John Key has a habit of speaking much more bluntly to foreign media than he does to us. In his interview with the Financial Times published this week he stated unequivocally that there will be no stimulus package for New Zealand. He hadn’t told us.
It was this, though, that caught my attention: “he is betting that a falling Kiwi dollar will naturally allow the current account deficit to correct itself over the next one to two years”
Why does John Key think that the dollar will fall as the economy recovers?
Look at some recent news reports on the currency:
“Kiwi slides, NZX falls as world markets tumble”, “the NZ dollar was hit hard as risk appetites retreated and commodities fell sharply. The kiwi had been caught up in growing optimism that global financials”, “Kiwi strengthens as risk appetite recovers”, “NZ dollar falls as investors get jitters”, “NZ dollar slumps with equity markets”
The currency goes down when the news is bad, up when it’s good.

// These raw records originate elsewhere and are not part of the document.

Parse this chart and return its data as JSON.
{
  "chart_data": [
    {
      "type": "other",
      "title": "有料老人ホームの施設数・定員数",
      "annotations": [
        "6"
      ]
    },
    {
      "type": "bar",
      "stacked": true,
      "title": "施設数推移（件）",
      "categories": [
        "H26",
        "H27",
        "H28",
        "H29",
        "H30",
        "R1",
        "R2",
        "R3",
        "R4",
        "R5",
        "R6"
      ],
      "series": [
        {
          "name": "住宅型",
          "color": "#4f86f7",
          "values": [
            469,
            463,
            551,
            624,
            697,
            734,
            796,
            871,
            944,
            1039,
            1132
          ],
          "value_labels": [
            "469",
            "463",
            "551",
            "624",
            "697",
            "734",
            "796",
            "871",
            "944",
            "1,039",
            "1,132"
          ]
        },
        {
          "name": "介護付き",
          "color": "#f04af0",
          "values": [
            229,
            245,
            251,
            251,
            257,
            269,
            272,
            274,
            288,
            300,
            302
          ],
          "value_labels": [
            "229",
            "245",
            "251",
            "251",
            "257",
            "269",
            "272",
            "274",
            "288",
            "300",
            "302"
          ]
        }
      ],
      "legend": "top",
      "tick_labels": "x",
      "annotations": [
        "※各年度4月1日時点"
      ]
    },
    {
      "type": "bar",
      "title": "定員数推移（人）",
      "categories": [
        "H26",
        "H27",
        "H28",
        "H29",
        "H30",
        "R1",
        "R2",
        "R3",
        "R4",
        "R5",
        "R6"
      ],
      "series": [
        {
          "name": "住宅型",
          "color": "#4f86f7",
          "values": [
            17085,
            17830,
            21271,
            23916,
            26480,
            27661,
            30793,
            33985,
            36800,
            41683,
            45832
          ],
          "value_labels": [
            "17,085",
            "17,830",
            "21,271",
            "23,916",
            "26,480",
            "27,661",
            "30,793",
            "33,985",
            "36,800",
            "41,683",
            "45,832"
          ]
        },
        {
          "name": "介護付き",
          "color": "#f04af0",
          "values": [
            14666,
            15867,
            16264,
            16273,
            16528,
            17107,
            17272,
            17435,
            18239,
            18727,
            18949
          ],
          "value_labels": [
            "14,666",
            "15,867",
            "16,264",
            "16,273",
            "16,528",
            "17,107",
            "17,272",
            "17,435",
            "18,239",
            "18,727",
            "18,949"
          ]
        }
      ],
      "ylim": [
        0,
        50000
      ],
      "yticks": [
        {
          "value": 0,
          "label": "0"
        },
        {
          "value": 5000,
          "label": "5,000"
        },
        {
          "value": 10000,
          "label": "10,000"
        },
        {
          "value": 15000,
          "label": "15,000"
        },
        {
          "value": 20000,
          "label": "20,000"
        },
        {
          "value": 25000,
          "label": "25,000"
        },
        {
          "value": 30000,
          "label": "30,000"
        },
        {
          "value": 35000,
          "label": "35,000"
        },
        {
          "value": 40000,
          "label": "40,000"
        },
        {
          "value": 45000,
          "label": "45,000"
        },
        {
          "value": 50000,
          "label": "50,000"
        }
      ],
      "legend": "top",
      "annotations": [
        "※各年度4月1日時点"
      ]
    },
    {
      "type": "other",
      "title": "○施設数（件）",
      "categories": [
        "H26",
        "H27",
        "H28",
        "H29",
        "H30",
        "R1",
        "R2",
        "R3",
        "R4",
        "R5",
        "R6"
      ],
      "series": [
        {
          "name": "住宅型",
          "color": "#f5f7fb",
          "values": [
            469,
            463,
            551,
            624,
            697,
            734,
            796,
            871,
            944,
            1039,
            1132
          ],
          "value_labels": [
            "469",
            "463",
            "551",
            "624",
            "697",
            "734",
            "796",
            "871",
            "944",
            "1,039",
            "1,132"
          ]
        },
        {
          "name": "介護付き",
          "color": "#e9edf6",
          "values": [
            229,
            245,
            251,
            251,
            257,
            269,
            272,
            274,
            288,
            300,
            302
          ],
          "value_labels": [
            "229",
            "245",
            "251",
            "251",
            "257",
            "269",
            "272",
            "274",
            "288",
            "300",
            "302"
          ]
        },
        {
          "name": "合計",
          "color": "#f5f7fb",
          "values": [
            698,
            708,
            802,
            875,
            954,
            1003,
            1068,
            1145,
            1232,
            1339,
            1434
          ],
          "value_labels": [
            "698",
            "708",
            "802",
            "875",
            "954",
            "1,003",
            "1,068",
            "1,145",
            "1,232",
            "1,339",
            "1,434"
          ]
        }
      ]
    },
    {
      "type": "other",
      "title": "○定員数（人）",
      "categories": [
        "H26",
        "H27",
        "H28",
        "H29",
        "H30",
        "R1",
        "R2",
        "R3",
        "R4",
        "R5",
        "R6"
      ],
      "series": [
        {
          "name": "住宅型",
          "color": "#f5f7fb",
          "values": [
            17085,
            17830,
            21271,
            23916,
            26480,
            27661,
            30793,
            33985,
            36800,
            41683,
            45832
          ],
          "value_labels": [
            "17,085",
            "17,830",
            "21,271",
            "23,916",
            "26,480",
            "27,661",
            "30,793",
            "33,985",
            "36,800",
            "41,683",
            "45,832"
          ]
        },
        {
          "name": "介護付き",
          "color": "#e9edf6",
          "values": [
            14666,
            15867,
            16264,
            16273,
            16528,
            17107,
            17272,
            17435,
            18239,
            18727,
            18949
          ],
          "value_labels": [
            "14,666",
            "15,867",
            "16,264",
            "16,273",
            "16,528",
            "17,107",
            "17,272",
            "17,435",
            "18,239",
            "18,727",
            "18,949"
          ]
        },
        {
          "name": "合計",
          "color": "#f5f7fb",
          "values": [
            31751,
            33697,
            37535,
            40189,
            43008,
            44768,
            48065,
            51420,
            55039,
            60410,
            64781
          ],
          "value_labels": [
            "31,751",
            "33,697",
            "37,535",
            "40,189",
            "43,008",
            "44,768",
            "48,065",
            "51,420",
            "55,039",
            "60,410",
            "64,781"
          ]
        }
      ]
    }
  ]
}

The currency moves not because of the balance between imports and exports, like your high school economics textbook said, but because of investors and speculators moving their money in and out of the country based on confidence and interest rate differentials. We’re in a world economic crisis. Investors are scared. So there has been a ‘flight to quality’, they’ve got out of peripheral economies like New Zealand and put their money in the the safest of safe ports – US government debt. To do that, they’ve had to sell New Zealand dollars and buy USD. Fear about the world economy drives our dollar down.
When things appear to be getting better, our dollar recovers. Investors are less fearful and our relatively high interest rates make us attractive for the ‘carry trade’. They have to buy more New Zealand dollars and that pumps up the exchange rate.
Key’s got it backwards. When (if?) the New Zealand and world economies recover the dollar will rise, not fall, and we’ll be back in the with same problem we had before the world economy went to hell – relatively high interest rates, bringing in speculators, driving our currency too high, making imports cheap and export returns poor, leaving us with a current account deficit that’s too big for comfort.
It’s concerning that Key doesn’t foresee that problem but, then, he does like to look on the bright side. That’s working out great so far, eh?